Author: Abby Siemer
In July of 2018, a tragic event took place. A DUCK boat or as they called it The Stretch Duck 7 was a passenger vessel meant to take participants around Table Rock Lake in Branson, Missouri. On July 19th, 31 passengers boarded and set off despite a severe weather warning issued just 20 minutes before their departure. The captain knew about the storm approaching and decided to continue with the voyage anyway. As thunderstorms and 70 mph winds began to strike the boat, it capsized and sank, and 17 lives were lost. As a boat captain or boat owner/operator, weather plays a huge role in planning out the day, and it’s nothing to mess with. At Kirby’s School of Wake safety is everything which is why the coaches take so many precautions when it comes to weather.
Coach Kirby explained the importance of checking the weather app every morning to get an idea of what to expect, but he’s not just looking at if it will rain. Things like wind direction, UV index, and the radar are all things he studies in the morning to make sure there will be no ominous weather approaching. On days there are, lessons get postponed to not risk putting anyone in the water when it’s dangerous. However, bad weather can’t always be avoided. Kirby says if he’s on a lesson and bad weather hits it’s important to get everyone back on the boat and find coverage under a dock or sheltered area until it passes. For times like that, Kirby always keeps an Anetik wind/rain jacket in the boat to keep the water off him, so he can focus on the safety of the passengers.
While the weather app that the iPhone comes with is informative, the coaches find it helpful to use others like MyRadar which creates an animated radar of your area including storm layers, different types of maps, and advanced wind animations. Another one is The Weather Channel App which gives in depth details about the weather in your area and even includes how much of each type of pollen and other pollutants are in the air. The Weather Channel App claims to be the world’s most accurate forecaster with live radar updates, storm alerts, and more. It makes it easy to track storms in the area which can help the coaches know if they need to cancel a lesson or if the bad weather can be avoided.

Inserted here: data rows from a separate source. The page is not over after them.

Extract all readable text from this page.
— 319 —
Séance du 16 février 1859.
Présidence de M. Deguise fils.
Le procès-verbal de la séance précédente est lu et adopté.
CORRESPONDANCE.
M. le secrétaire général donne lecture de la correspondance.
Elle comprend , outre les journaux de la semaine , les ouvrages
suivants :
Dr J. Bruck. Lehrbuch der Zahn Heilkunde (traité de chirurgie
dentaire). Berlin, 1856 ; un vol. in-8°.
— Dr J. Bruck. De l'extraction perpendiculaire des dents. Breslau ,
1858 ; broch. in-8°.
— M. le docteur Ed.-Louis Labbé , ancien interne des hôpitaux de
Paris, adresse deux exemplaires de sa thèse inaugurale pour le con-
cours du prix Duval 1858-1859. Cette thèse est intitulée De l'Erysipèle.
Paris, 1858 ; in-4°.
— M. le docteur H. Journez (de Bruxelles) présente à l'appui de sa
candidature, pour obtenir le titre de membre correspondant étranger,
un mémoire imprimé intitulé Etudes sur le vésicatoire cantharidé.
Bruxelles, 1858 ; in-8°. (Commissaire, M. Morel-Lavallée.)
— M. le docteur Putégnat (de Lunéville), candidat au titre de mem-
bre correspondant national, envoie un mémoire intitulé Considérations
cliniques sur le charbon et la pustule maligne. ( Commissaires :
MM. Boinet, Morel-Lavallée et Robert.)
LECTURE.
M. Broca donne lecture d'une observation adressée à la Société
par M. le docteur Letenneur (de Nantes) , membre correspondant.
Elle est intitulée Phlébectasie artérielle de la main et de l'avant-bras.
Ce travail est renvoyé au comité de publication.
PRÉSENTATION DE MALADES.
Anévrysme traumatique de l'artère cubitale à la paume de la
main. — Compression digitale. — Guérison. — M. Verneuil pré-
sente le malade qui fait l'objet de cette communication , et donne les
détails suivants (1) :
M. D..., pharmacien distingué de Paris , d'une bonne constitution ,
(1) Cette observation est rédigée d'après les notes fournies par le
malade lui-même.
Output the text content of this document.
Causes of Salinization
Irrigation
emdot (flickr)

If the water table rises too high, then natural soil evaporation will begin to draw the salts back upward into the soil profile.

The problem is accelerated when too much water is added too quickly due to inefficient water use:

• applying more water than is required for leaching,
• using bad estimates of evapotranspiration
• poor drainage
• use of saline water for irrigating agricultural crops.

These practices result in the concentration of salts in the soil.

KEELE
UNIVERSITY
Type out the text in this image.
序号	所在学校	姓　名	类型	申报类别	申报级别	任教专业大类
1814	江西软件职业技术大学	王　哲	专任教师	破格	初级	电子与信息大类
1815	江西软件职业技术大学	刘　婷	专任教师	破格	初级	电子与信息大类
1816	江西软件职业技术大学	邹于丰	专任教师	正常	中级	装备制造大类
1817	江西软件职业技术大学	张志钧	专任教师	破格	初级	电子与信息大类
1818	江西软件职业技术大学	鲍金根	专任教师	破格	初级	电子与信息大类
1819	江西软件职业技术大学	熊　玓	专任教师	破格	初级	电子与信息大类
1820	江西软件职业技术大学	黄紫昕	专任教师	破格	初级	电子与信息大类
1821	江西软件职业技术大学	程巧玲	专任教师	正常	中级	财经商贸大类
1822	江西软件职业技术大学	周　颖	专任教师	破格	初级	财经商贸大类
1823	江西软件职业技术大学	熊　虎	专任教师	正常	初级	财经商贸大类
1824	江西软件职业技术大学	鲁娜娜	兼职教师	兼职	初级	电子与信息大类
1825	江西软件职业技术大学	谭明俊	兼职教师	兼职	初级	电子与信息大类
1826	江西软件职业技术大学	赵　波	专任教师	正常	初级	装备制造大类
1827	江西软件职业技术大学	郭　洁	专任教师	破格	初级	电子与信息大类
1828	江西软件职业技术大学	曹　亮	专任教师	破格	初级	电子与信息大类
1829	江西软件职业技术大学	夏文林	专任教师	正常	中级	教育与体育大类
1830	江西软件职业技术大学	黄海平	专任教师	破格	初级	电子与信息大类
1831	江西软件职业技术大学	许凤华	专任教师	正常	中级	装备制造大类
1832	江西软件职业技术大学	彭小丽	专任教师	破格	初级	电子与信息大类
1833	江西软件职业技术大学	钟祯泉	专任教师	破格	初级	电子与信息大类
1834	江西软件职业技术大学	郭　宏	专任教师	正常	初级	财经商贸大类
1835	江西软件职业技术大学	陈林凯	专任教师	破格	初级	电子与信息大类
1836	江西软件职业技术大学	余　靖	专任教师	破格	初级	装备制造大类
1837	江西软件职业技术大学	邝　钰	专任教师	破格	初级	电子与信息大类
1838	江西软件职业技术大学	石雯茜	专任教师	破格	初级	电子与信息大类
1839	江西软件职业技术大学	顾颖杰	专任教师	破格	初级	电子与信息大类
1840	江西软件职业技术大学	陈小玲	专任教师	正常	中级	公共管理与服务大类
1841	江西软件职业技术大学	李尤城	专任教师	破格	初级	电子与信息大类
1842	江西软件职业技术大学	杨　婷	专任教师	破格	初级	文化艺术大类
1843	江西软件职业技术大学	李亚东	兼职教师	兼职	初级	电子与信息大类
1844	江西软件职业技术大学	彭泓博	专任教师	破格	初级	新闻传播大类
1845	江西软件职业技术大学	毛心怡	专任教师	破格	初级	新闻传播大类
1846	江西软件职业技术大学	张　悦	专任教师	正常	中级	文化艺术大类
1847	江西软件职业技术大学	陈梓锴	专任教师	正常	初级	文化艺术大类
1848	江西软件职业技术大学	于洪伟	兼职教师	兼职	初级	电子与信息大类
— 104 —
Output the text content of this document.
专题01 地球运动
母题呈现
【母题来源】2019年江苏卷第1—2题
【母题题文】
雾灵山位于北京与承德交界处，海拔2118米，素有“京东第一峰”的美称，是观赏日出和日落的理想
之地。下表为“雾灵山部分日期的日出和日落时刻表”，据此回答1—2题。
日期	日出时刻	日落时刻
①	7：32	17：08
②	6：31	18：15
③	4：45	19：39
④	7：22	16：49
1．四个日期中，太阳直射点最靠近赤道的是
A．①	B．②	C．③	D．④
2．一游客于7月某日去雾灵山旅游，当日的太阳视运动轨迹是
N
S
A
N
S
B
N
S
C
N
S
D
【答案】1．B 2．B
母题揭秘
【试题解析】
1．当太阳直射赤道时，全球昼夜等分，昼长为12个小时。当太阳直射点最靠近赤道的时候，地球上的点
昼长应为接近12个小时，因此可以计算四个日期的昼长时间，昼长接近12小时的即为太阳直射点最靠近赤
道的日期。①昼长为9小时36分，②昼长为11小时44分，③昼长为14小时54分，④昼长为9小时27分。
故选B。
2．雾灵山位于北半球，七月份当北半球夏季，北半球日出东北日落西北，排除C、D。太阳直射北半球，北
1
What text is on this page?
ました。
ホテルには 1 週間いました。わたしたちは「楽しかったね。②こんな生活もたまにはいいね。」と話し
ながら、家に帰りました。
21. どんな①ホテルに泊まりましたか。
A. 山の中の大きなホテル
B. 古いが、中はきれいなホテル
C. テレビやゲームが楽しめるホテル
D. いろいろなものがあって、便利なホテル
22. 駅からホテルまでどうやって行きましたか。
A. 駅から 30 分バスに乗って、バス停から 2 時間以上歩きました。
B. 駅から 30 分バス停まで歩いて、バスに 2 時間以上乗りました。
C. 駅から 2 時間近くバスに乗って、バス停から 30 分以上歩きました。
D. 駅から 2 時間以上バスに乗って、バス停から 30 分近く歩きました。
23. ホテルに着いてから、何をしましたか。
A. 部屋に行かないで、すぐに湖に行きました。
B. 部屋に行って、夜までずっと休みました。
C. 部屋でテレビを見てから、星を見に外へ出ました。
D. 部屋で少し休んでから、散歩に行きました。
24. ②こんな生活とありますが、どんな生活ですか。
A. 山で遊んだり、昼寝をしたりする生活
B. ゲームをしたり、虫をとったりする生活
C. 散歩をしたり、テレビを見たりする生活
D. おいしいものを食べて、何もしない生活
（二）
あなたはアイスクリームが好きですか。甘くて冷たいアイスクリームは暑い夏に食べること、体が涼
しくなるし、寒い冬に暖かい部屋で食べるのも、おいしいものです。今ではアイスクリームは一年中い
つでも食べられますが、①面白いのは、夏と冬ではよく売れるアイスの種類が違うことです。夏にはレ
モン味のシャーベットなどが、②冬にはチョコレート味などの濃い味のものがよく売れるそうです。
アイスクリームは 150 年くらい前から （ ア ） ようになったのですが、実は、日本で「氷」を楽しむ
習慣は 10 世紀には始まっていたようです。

The coaches also use My Lightning Tracker. It is not safe to be in the water if there’s lightning nearby. Because water conducts electricity, lightning is more likely to strike water than land, so if there’s lightning in the area the coaches need to know. The My lightning Tracker app allows you to see lightning strikes in your area, and it alerts you how many miles away the strike occurred. The app also informs you of hot spots where lightning is most likely to strike. The National Collegiate Athletic Association recommends waiting at least 30 minutes after the last sound of thunder and until the lightning is at least 6 miles away to resume athletic activity. When in the water especially it can be helpful to use the 30-30 rule- start counting to 30 when you see a strike of lightning, and if you hear thunder before you reach 30 seconds, it means the lightning is close enough to strike the water around you, and it’s too risky to continue swimming. When lightning strikes water it spreads out horizontally along the surface and reaches 10-100m depending on the power of the bolt and if it’s fresh or saltwater. The bolt emits a booming sound when it hits the water around 260 decibels that can be heard a mile away. This means that even if someone in the water is out of range to get hit by the electric current, they are still at risk of hearing loss.
These resources help the coaches to stay 10 steps ahead of the weather at all times which ensures that themselves, the customers, and the equipment are all safe. While riding in storms can be dangerous it’s important to know the severity. If it’s just raining, as long as the driver can see, and the rider isn’t in danger (there’s no lightning), you don’t have to stop for shelter, but knowing if/how the weather will change is vital. At Kirby’s School of Wake, the #1 priority is providing customers with a fun, safe excursion to spread the love of the sport and these precautions make that possible.